Fundamental Movement Skills
We start training movement patterns from an early age.
Fundamental movement system is basically a training program based on movement. How to perform and conduct daily workouts based on the standards of proper exercise with equipment, but primarily with your own body weight?
I want to show you the most important exercises which are crucial in everyday training. When you are aware of basic movement patterns you can build your own workout based on this essential information.
I am of course always available for you online in my app Diet & Training by Ann which will help you take care of a proper, compatible training.
Movement is best understood when divided into the simplest and fundamental items.
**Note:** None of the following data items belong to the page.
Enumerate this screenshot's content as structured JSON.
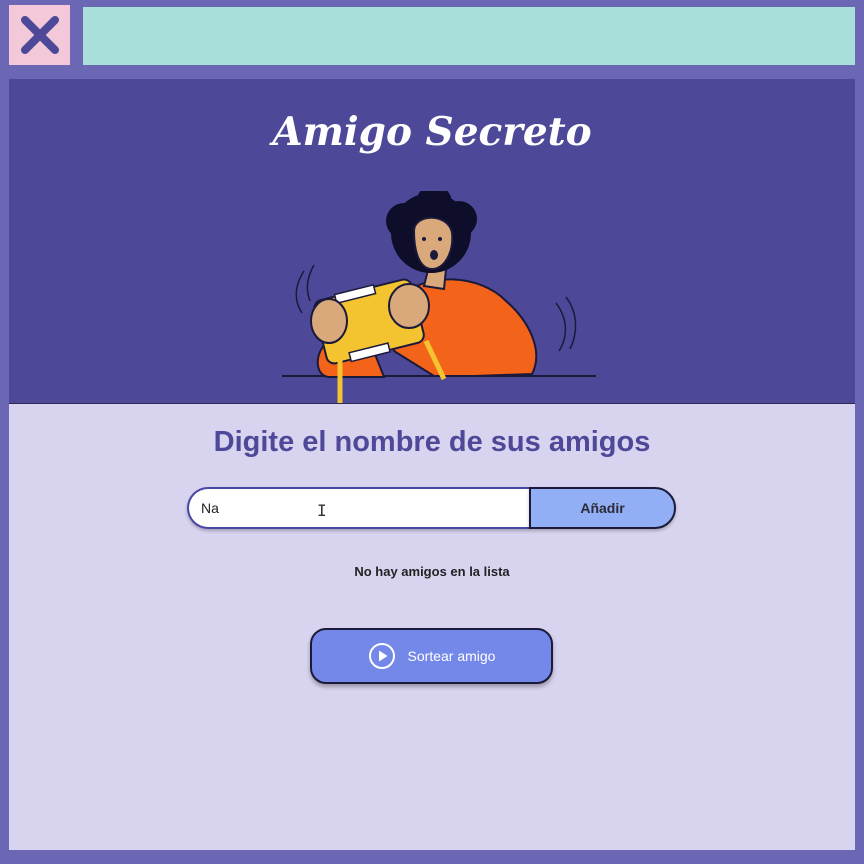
{
  "app": {
    "close_icon": "close-x-icon",
    "colors": {
      "frame": "#6b67b5",
      "top_bar": "#a8dfda",
      "close_box": "#f3c8d9",
      "header_bg": "#4e4898",
      "content_bg": "#d8d4ef",
      "add_button_bg": "#92aef5",
      "draw_button_bg": "#7388e8"
    }
  },
  "header": {
    "title": "Amigo Secreto",
    "illustration": "person-playing-handheld-console-illustration"
  },
  "main": {
    "subtitle": "Digite el nombre de sus amigos",
    "name_input": {
      "value": "Na",
      "placeholder": ""
    },
    "add_button_label": "Añadir",
    "empty_list_message": "No hay amigos en la lista",
    "draw_button": {
      "label": "Sortear amigo",
      "icon": "play-circle-icon"
    }
  }
}
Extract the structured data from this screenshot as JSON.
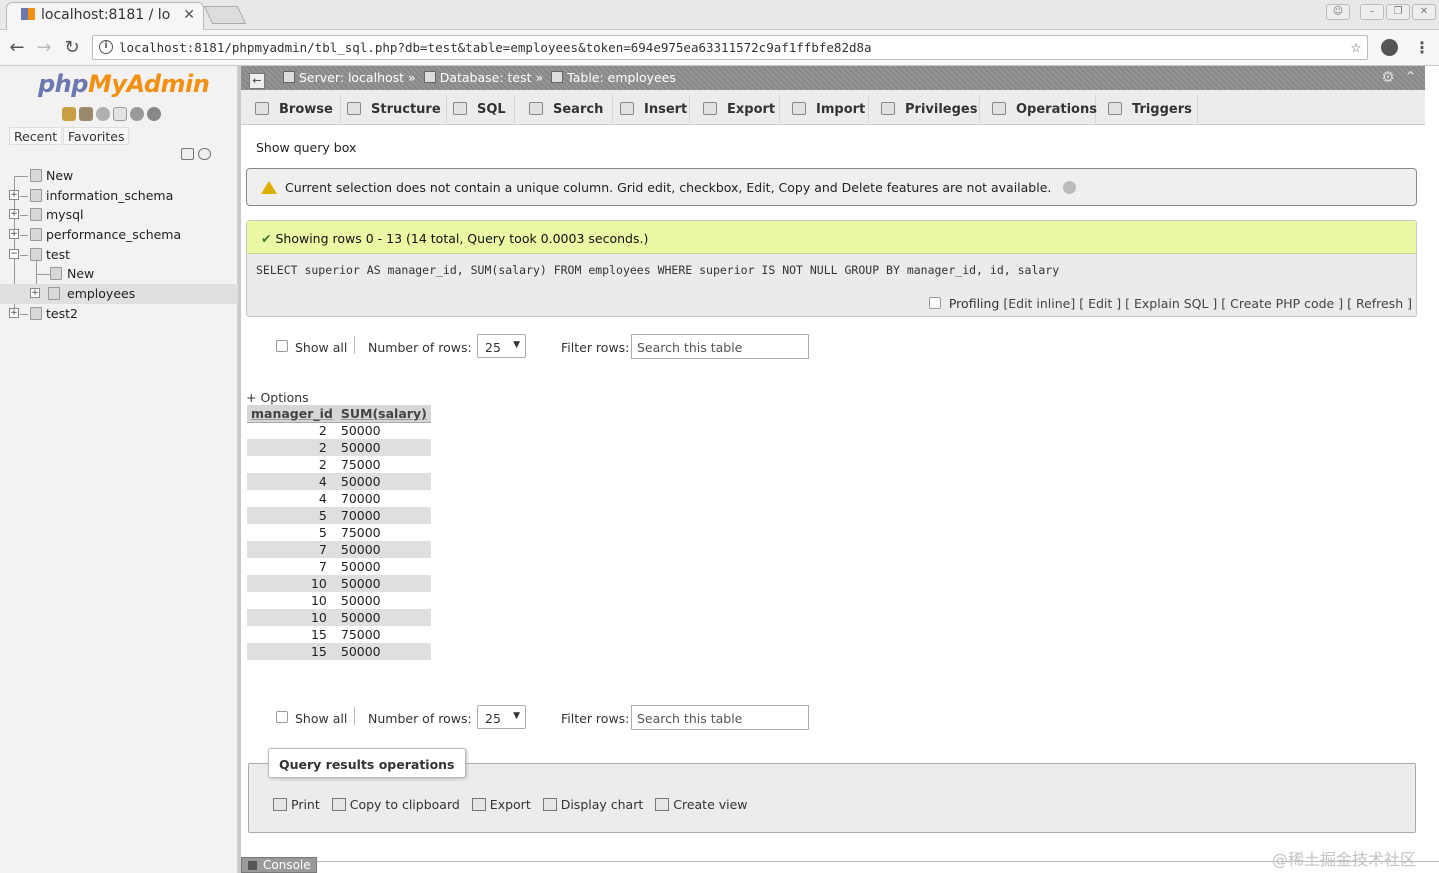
{
  "browser": {
    "tab_title": "localhost:8181 / lo",
    "url": "localhost:8181/phpmyadmin/tbl_sql.php?db=test&table=employees&token=694e975ea63311572c9af1ffbfe82d8a"
  },
  "logo": {
    "php": "php",
    "my": "My",
    "admin": "Admin"
  },
  "sidebar": {
    "recent": "Recent",
    "favorites": "Favorites",
    "tree": {
      "new": "New",
      "db1": "information_schema",
      "db2": "mysql",
      "db3": "performance_schema",
      "db4": "test",
      "db4_new": "New",
      "db4_table": "employees",
      "db5": "test2"
    }
  },
  "breadcrumb": {
    "server": "Server: localhost",
    "database": "Database: test",
    "table": "Table: employees",
    "sep": "»"
  },
  "tabs": [
    "Browse",
    "Structure",
    "SQL",
    "Search",
    "Insert",
    "Export",
    "Import",
    "Privileges",
    "Operations",
    "Triggers"
  ],
  "show_query_box": "Show query box",
  "notice": "Current selection does not contain a unique column. Grid edit, checkbox, Edit, Copy and Delete features are not available.",
  "success": {
    "message": "Showing rows 0 - 13 (14 total, Query took 0.0003 seconds.)",
    "sql": "SELECT superior AS manager_id, SUM(salary) FROM employees WHERE superior IS NOT NULL GROUP BY manager_id, id, salary",
    "profiling": "Profiling",
    "edit_inline": "[Edit inline]",
    "edit": "[ Edit ]",
    "explain": "[ Explain SQL ]",
    "create_php": "[ Create PHP code ]",
    "refresh": "[ Refresh ]"
  },
  "nav": {
    "show_all": "Show all",
    "number_of_rows": "Number of rows:",
    "rows_value": "25",
    "filter_rows": "Filter rows:",
    "filter_placeholder": "Search this table"
  },
  "options": "+ Options",
  "table": {
    "columns": [
      "manager_id",
      "SUM(salary)"
    ],
    "rows": [
      [
        "2",
        "50000"
      ],
      [
        "2",
        "50000"
      ],
      [
        "2",
        "75000"
      ],
      [
        "4",
        "50000"
      ],
      [
        "4",
        "70000"
      ],
      [
        "5",
        "70000"
      ],
      [
        "5",
        "75000"
      ],
      [
        "7",
        "50000"
      ],
      [
        "7",
        "50000"
      ],
      [
        "10",
        "50000"
      ],
      [
        "10",
        "50000"
      ],
      [
        "10",
        "50000"
      ],
      [
        "15",
        "75000"
      ],
      [
        "15",
        "50000"
      ]
    ]
  },
  "query_ops": {
    "legend": "Query results operations",
    "print": "Print",
    "copy": "Copy to clipboard",
    "export": "Export",
    "chart": "Display chart",
    "view": "Create view"
  },
  "console": "Console",
  "watermark": "@稀土掘金技术社区"
}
By learning and understanding the performance of fundamental movements, we improve their effectiveness in all other activities we undertake in everyday life.
Where to start?
The most important approach to training – basic standards of fundamental movements and progression.
- How to do the exercise correctly?
- When to increase the overload?
- How to make the challenge more difficult?
Thanks to the progressiveness of training based on fundamental movements, you move better, live better, improve your posture! Take care of your body as it leads you through your whole life.
Let me ask you a question…
What do you do before lifting something heavy, before you punch or when you are surprised? Do you grit your teeth? That’s what I thought…
Your jaw is an open circuit in the middle of a very important and complicated kinematic chain. We should learn to avoid keeping our head or neck in a compensatory position.
How to avoid clenching your teeth
– relax your facial muscles;
– press the tongue against the palate and upper teeth;
– close your lower jaw;
The above sequence will allow you to build up pressure in your mouth without clenching your jaw and you will avoid flexing the erector muscles of the neck.
Rolling before training is a great way to activate your muscles and prepare them for exercise. A few minutes of rolling can successfully replace some parts of the warm-up, release fascia and warm up the muscles. Thanks to this, training becomes more effective and safe – self-massage using an exercise roller reduces the risk of muscle injury and overload.
Let’s move on to movement patterns
The most important exercises include:
- Squat
- Lunge
- Push
- Pull
- Press
- Plank
- Hinge
- Rotation
Squat
This is one of the basic exercises which shapes the strength of the lower parts of the body, due to its ability to solve the potential of the quadriceps, gluteus muscles, core muscle corset and ligamentous-tendon apparatus.
Lunges/Forward Lunges/ Backward Lunges
They form the basis for walking, running, sprinting, climbing and most bipedal mobility. The most important thing is correct performance, so you will improve efficiency in any activity that requires acceleration and deceleration in the lower body.
Push
Making a push or moving objects away. This movement will accompany you in all activities, from getting up from your bed to athletic effort.
Pull, or pulling closer to your center of mass
We do it every day while picking up objects, pulling doors, climbing a ladder, and doing exercises such as deadlift, barbell clean, pull-ups, etc.
Press
The pattern with arms above the head is full extension and external rotation of the shoulders. The most obvious examples are pressing and reaching over your head, hanging down and throwing over your head. The starting position can be standing or sitting.
Plank
Plank impacts almost every activity in our everyday life! Plank protects your spine, strengthens it and thus your spine maintains stability. When you perform planks, you have to maintain tension and stability of the midsection muscles and deep muscles.
The standard for plank is:
- neutral spine
- straight pelvic floor
- aligning your shoulders, hips, knees and ankles.
Hip Hinge
Lifting, jumping and many other athletic movements require retraction of the hips (hinge), even if you are not always aware of it. Examples of such bends include daily activities ranging from getting up from a sitting position to deadlift, clean, swing with kettlebell and hip pushing.
Rotation
When performing rotational exercises, attention should be focused on maintaining stability and generating muscle strength of the midsection, using mobility within the hips, arms and thoracic spine.
Bibliography:
- Cook G, Burton L, Hoogenboom BJ, Voight M. Functional movement screening: the use of fundamental movements as an assessment of function-part 2. Int J Sports Phys Ther. 2014 Aug;9(4):549-63.
- Cook G, Burton L, Hoogenboom BJ, Voight M. Functional movement screening: the use of fundamental movements as an assessment of function – part 1. Int J Sports Phys Ther. 2014 May;9(3):396-409. 1:
- Su H, Chang NJ, Wu WL, Guo LY, Chu IH. Acute Effects of Foam Rolling, Static Stretching, and Dynamic Stretching During Warm-ups on Muscular Flexibility and Strength in Young Adults. J Sport Rehabil. 2017 Nov;26(6):469-477.
- Woods CT, McKeown I, Keogh J, Robertson S. The association between fundamental athletic movements and physical fitness in elite junior Australian footballers. J Sports Sci. 2018 Feb;36(4):445-450.